胡轸冲过去,使劲踹着那些士兵, 士兵们根本没动静, 就跟喝死了一样, 歪在地上呼呼打着呼噜。
“起来!!”
“救火!”
“都是废物!他娘的, 粮草被烧了!”
胡轸破口大骂, 士兵们根本没有反应,但其他人倒是有了反应。
“杀——”
伴随着冲天的火龙, 杀声四起,似乎是要应和胡轸的高呼,杀声铺天盖地席卷而来,与此同时, 便是“踏踏踏”的跑马声,犹如滚雷一样,从天而降。
“是酸枣军!”
“酸枣军来了!”
“是酸枣军来了!”
巡逻的士兵们大喊起来,但是因为他们人少,胡轸的精兵全都饮的酩酊大醉,根本没有办法应敌,所以巡逻的士兵登时崩溃四散,像鸟兽一样散去。
召典一身黑甲,手提双锏,骑在白鹄之上,当先带领精兵直冲胡轸营地,破开大门,轰然而入。
召典一眼便看到了东倒西歪的胡轸。
胡轸眼看着酸枣军队冲进营中,赶紧去抓自己的长/枪,他抓住长/枪,却不知自己拿反了,又去摸自己的介胄,介胄不知脱在了什么地方,根本找不见。
召典此时已经一马当先,提起双锏直接冲过去,胡轸吃惊赶忙后退,已然来不及,连忙用自己的长/枪去挑马上的召典,想要将召典挑下马来。
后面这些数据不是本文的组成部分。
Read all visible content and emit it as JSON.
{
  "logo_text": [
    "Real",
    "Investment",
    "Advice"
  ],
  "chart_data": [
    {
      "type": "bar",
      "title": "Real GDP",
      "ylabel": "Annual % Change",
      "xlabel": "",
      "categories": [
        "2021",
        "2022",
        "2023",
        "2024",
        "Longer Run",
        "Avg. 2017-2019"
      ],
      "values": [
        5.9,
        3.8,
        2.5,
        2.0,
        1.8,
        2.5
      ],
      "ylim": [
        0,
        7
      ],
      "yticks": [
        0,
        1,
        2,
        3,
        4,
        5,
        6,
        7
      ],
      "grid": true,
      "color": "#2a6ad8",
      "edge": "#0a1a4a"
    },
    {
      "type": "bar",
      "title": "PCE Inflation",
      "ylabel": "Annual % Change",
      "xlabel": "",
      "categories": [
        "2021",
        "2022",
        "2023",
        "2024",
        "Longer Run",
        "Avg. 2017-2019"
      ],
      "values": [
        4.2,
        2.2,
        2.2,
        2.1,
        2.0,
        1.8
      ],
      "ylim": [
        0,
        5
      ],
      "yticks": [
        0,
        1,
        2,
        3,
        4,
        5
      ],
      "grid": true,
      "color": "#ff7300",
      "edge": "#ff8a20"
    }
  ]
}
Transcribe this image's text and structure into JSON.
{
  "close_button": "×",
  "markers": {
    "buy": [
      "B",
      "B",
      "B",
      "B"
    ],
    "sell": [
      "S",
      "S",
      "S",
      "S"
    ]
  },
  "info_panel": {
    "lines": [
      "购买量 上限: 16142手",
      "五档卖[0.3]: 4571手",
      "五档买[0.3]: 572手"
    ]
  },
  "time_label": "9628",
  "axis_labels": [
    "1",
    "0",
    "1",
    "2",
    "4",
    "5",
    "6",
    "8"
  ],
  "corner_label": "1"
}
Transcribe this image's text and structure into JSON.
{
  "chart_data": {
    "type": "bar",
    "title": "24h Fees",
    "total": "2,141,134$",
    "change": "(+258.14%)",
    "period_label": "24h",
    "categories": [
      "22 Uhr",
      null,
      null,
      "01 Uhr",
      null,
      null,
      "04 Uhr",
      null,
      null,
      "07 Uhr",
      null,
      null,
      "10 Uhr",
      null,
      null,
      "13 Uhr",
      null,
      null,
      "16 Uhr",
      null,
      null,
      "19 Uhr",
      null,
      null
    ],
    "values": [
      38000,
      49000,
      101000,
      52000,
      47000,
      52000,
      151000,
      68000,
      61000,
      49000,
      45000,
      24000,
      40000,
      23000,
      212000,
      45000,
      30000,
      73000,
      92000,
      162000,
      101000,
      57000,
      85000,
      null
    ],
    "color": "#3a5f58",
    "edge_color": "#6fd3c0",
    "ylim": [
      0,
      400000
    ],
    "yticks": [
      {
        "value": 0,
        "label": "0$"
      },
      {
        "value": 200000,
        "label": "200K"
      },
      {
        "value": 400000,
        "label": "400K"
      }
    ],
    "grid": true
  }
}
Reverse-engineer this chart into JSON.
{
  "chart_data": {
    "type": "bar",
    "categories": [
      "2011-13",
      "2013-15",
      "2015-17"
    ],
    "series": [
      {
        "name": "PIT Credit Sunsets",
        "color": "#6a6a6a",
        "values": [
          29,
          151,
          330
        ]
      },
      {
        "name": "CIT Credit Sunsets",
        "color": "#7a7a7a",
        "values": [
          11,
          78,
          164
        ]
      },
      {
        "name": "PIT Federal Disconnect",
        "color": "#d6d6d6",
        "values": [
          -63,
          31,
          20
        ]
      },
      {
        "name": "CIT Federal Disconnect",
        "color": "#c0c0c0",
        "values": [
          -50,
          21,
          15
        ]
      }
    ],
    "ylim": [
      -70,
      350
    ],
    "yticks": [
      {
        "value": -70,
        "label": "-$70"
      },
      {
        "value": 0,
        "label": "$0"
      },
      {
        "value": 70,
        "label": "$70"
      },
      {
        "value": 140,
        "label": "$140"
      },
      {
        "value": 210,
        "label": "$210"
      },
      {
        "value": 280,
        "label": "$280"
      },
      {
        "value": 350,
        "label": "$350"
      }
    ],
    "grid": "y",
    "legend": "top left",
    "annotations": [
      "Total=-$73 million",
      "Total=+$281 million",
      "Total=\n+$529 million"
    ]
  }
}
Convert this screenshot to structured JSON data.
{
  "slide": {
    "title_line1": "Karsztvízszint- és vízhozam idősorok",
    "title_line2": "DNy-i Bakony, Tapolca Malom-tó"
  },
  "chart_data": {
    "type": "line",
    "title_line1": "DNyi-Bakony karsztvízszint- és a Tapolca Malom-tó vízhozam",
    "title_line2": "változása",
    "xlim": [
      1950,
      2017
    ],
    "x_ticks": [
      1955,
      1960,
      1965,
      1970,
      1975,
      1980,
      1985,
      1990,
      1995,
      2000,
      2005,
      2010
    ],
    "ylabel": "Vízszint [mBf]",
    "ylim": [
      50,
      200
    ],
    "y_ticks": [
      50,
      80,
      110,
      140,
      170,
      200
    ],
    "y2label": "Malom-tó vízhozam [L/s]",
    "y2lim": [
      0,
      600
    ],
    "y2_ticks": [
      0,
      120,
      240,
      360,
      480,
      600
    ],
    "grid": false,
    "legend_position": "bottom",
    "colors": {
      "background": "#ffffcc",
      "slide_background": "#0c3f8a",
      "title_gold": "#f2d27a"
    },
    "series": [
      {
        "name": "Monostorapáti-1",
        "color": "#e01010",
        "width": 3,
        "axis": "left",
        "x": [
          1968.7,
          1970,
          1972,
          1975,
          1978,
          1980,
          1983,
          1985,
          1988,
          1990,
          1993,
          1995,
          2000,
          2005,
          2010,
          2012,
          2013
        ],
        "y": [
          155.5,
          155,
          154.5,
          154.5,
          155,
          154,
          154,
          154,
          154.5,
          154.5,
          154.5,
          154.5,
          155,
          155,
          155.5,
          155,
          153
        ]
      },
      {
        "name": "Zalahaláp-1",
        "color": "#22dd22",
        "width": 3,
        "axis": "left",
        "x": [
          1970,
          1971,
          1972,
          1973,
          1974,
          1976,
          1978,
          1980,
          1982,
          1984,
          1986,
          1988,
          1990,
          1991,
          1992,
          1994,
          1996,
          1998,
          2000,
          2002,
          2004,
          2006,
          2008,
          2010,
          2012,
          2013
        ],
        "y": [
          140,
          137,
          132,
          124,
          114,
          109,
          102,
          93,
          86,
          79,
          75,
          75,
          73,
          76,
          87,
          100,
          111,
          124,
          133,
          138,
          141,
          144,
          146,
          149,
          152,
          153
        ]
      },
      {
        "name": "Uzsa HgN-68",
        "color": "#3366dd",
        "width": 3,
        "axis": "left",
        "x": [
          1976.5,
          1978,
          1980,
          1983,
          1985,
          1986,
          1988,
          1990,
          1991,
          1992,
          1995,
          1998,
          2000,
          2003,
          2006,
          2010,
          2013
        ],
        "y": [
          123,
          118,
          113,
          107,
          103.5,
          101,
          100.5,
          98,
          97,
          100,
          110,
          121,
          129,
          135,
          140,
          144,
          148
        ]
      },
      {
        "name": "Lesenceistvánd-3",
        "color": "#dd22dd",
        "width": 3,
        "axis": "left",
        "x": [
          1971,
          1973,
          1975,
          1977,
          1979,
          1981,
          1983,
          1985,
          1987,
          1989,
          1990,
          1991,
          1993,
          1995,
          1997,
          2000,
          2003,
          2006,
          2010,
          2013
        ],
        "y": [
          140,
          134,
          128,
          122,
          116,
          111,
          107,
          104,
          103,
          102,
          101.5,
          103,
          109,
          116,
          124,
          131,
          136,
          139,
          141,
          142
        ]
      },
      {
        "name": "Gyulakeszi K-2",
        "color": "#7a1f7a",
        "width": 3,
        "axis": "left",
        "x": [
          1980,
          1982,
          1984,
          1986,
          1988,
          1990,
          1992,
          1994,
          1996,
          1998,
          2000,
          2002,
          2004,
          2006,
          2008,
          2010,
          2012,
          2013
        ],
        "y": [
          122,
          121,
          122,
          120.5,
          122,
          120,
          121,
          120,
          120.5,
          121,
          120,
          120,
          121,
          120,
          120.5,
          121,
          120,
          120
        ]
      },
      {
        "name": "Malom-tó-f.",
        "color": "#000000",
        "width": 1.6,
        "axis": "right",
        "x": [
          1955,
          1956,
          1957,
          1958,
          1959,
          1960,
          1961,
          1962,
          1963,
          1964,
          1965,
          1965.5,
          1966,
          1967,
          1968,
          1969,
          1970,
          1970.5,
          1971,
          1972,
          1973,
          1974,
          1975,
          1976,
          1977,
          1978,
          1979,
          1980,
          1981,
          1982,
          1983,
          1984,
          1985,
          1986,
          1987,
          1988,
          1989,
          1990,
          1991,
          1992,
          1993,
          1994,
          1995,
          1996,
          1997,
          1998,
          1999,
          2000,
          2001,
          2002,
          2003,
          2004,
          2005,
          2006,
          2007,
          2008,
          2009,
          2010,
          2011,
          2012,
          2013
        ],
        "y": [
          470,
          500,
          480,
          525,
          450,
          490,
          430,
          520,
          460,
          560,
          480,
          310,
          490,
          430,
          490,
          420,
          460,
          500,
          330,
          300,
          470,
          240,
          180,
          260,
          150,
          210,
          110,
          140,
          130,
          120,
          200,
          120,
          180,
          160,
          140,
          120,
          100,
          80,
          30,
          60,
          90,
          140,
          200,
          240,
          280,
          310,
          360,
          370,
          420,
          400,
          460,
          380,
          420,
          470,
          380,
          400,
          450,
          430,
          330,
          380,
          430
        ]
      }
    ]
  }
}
胡轸根本不知自己拿反了长/枪,枪头在自己咯吱窝下面夹着,挑过去的却是枪杆子。
召典“嘭!!”一声,引双锏直接将胡轸的枪杆子打开,胡轸的长/枪应声直接飞了起来,“哆!!”一声戳在幕府的帐子上,与此同时,就听胡轸“啊!”的一声大喊,已经被召典的青铜锏当胸一击,“咕咚!”一声,直接打晕过去。
召典冷笑一声,说:“带走!”
胡轸没能接下一招,便败北倒地,他的士兵们绝大多数睡得很死,根本不需要动武便能擒住。
召典带来的人数虽然不多,但是大获全胜,将俘虏全都绑了,串在一根线上带走,剩下的粮草辎重和马匹,也一车一车全都带走,可谓是满载而归。
“盟主!!盟主!”
第二天黄昏之时,召典凯旋的军队便回来了,士兵们连忙去通传魏满。
魏满一听,召典果然没有辜负自己的希望,笑着说:“好!下令通传诸公幕府议会。”